On the day before Memorial Day I was at my dad's place. My sister and brother were there. Much to my wife's displeasure, the day before Memorial Day is a day of 1100 miles of auto racing, the Indianapolis 500 for IRL and a 600 mile race at Lowe's in Charlotte for NASCAR. These races are both longer than the cars are really meant to go, making them exciting. Most IRL races are 300 miles or less, and most NASCAR races are 500 miles or less.

My sister and I were close to praising the virtues of the mind that auto racing highlights. Close, but not quite on it. We both understand that racing is a thinking sport. I call it a sport for lack of a better word, and because they're all buff. It's layered, too. If you want to see a boring event where cars go in circles, that's what you get. If you want to see crashes inturrupting cars going in circles, that's what you get. If you want a hyped up drama, that's what you get. If you want to see technical points in engineering and strategy, that's what you get. You get what you look for. We take arather nuaced look.

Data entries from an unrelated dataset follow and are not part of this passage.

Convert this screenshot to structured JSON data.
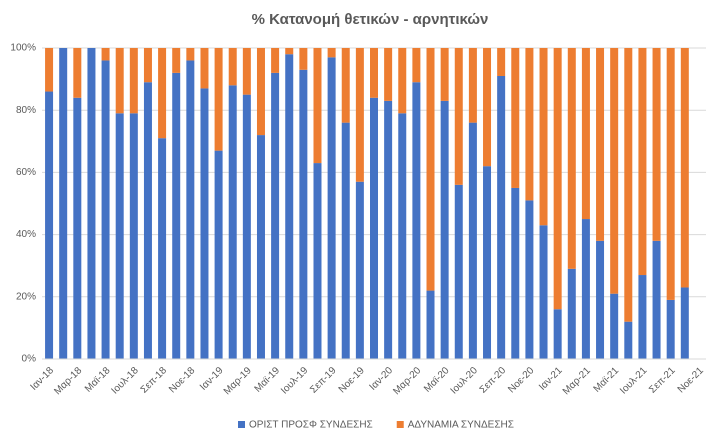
{
  "chart_data": {
    "type": "stacked_bar_100",
    "title": "% Κατανομή θετικών - αρνητικών",
    "categories": [
      "Ιαν-18",
      null,
      "Μαρ-18",
      null,
      "Μαϊ-18",
      null,
      "Ιουλ-18",
      null,
      "Σεπ-18",
      null,
      "Νοε-18",
      null,
      "Ιαν-19",
      null,
      "Μαρ-19",
      null,
      "Μαϊ-19",
      null,
      "Ιουλ-19",
      null,
      "Σεπ-19",
      null,
      "Νοε-19",
      null,
      "Ιαν-20",
      null,
      "Μαρ-20",
      null,
      "Μαϊ-20",
      null,
      "Ιουλ-20",
      null,
      "Σεπ-20",
      null,
      "Νοε-20",
      null,
      "Ιαν-21",
      null,
      "Μαρ-21",
      null,
      "Μαϊ-21",
      null,
      "Ιουλ-21",
      null,
      "Σεπ-21",
      null,
      "Νοε-21"
    ],
    "series": [
      {
        "name": "ΟΡΙΣΤ ΠΡΟΣΦ ΣΥΝΔΕΣΗΣ",
        "color": "#4472c4",
        "values": [
          86,
          100,
          84,
          100,
          96,
          79,
          79,
          89,
          71,
          92,
          96,
          87,
          67,
          88,
          85,
          72,
          92,
          98,
          93,
          63,
          97,
          76,
          57,
          84,
          83,
          79,
          89,
          22,
          83,
          56,
          76,
          62,
          91,
          55,
          51,
          43,
          16,
          29,
          45,
          38,
          21,
          12,
          27,
          38,
          19,
          23,
          null
        ]
      },
      {
        "name": "ΑΔΥΝΑΜΙΑ ΣΥΝΔΕΣΗΣ",
        "color": "#ed7d31",
        "values": [
          14,
          0,
          16,
          0,
          4,
          21,
          21,
          11,
          29,
          8,
          4,
          13,
          33,
          12,
          15,
          28,
          8,
          2,
          7,
          37,
          3,
          24,
          43,
          16,
          17,
          21,
          11,
          78,
          17,
          44,
          24,
          38,
          9,
          45,
          49,
          57,
          84,
          71,
          55,
          62,
          79,
          88,
          73,
          62,
          81,
          77,
          null
        ]
      }
    ],
    "ylim": [
      0,
      100
    ],
    "yticks": [
      {
        "value": 0,
        "label": "0%"
      },
      {
        "value": 20,
        "label": "20%"
      },
      {
        "value": 40,
        "label": "40%"
      },
      {
        "value": 60,
        "label": "60%"
      },
      {
        "value": 80,
        "label": "80%"
      },
      {
        "value": 100,
        "label": "100%"
      }
    ],
    "grid": true,
    "legend": "bottom"
  }
}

Racing is best live. My sister and I would go to a races if we could get cheep tickets. It's loud. Very loud. You can meet all kinds of people, from white trash republicans to ritzy rich republicans. Sometimes democrats go, too. Medium tracks are the most fun, in my opinion. Small tracks are slow, quite slow for IRL and demolition derbies for NASCAR. Large track races have lower, more equal accelerations between the cars, especially in NASCAR. Crashes are far more ominous live, though. On TV it's like a video game. At the track it's wrenching sounds of metal and concrete. I've seen a few dragster engines blow, and I saw a stock car bite a wall backwards. The sound is delayed by the distance, of course, especialy for medium and large tracks.

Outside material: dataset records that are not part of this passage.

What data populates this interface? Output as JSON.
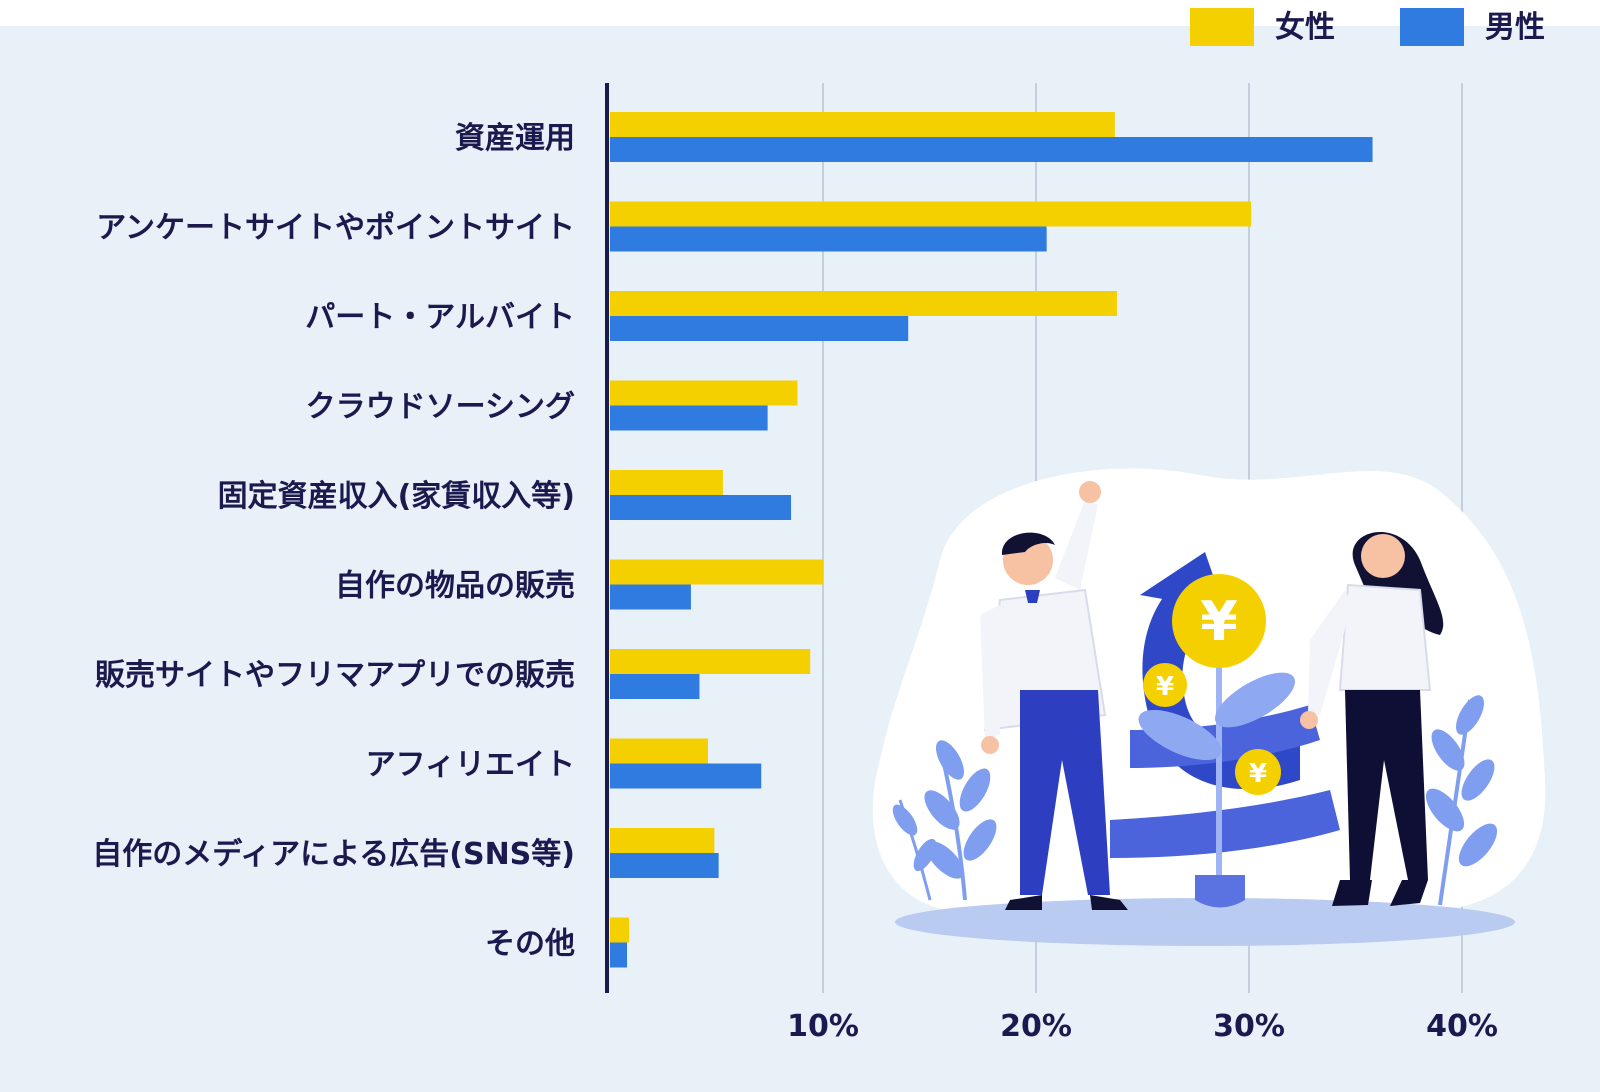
{
  "chart_data": {
    "type": "bar",
    "orientation": "horizontal",
    "categories": [
      "資産運用",
      "アンケートサイトやポイントサイト",
      "パート・アルバイト",
      "クラウドソーシング",
      "固定資産収入(家賃収入等)",
      "自作の物品の販売",
      "販売サイトやフリマアプリでの販売",
      "アフィリエイト",
      "自作のメディアによる広告(SNS等)",
      "その他"
    ],
    "series": [
      {
        "name": "女性",
        "color": "#f5d000",
        "values": [
          23.7,
          30.1,
          23.8,
          8.8,
          5.3,
          10.0,
          9.4,
          4.6,
          4.9,
          0.9
        ]
      },
      {
        "name": "男性",
        "color": "#2f7be0",
        "values": [
          35.8,
          20.5,
          14.0,
          7.4,
          8.5,
          3.8,
          4.2,
          7.1,
          5.1,
          0.8
        ]
      }
    ],
    "xticks": [
      "10%",
      "20%",
      "30%",
      "40%"
    ],
    "xtick_values": [
      10,
      20,
      30,
      40
    ],
    "xlim": [
      0,
      42
    ],
    "grid": true,
    "legend_position": "top-right"
  },
  "colors": {
    "background": "#e8f0f8",
    "text": "#1a1a4e",
    "axis": "#1a1a4e",
    "grid": "#c5cfdc"
  },
  "illustration": "people-with-yen-money-plant-illustration"
}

Anyway, the day before Memorial Day was a good day for our favorite drivers. I'm the IRL guy and cheer for team Penske, as any good Reading native should (although it's heresy up here in Andretti country). Castroneves dropped out in an accident before the halfway point. Hornish got himself a black flag for driving in the pit with the fuel nozzle attached to the car. Alcohol spurted everywhere. Chaos erupted. Water flew all over (the alcohol fuel burns clear and smokeless). But Hornish was running fast and came out in the top four by the restart with ten laps remaining. After passing Michael Andretti he tried for a pass on Marco Andretti and missed, but after dropping back, far enough that I gave up on it, he managed to come around Marco on the final straight to win. I did the Happy Belly Dance.

NASCAR confuses me a little more and I wasn't exactly watching that race. There's this hunk named Kasey Khane that my sister keeps track of, and he won the Coca-Cola 600. My sister didn't want to do the Happy Belly Dance, so I did it for her. I don't think I've done the Happy Belly Dance since Castroneves and de Ferran were 1-2 in the Indy 500 a few years back. Sucks to be an auto racing fan without cable.

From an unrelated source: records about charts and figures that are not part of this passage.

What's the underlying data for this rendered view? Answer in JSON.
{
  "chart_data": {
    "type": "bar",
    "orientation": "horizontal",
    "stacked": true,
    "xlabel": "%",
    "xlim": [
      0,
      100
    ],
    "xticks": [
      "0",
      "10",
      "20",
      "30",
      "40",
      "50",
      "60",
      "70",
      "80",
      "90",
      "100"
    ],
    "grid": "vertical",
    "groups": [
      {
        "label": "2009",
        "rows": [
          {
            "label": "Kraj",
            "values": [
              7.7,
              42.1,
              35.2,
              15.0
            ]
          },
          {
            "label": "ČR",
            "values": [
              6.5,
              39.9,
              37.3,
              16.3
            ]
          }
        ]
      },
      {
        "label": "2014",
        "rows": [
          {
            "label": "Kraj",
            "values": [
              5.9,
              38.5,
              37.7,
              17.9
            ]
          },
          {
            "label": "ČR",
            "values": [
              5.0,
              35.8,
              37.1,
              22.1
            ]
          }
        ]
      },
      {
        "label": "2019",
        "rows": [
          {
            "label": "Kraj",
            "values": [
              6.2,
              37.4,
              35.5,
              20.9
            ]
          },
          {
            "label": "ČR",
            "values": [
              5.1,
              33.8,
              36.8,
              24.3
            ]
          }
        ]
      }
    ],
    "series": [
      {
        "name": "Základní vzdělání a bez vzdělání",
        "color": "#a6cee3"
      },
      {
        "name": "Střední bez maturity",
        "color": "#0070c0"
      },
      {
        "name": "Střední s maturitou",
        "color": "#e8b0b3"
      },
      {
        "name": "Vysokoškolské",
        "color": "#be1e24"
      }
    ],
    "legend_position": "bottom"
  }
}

Oh, to actually see the Michigan Indy 400 live! How happy that would make me I cannot express. I mean, it's not like I can go to Nazareth anymore. (I was only there once, though, for a NASCAR Busch race. The year I was going to go to the IRL race and then didn't I would have been Happy Belly Dancing.)

I'll just sneak in here that I'm finally reading Roger's Version by John Updike. I just finished my fourth pass through The Sum of All Fears, my favorite Tom Clancy novel and one that anyone who saw the awful movie by the same name that was "adapted" form the book should read, to see how good the movie could have been. I have an itch to read Debt of Honor again now, and I've never in the past ten years lost my tiny urge to re-read The Cardinal of the Kremlin. Tom Clancy comes up because I think I've read 12 of his books and now I'm on my 11th Updike book, which means that I need to give Updike some more time. Of course, Tom Clancy may have another Ryan book coming out at the end of the summer, adn I still haven't read Teeth of the Tiger. I also need to finish The Cult of Personality Testing and something else that I was workign on but never finished... what was that? I'll figure it out.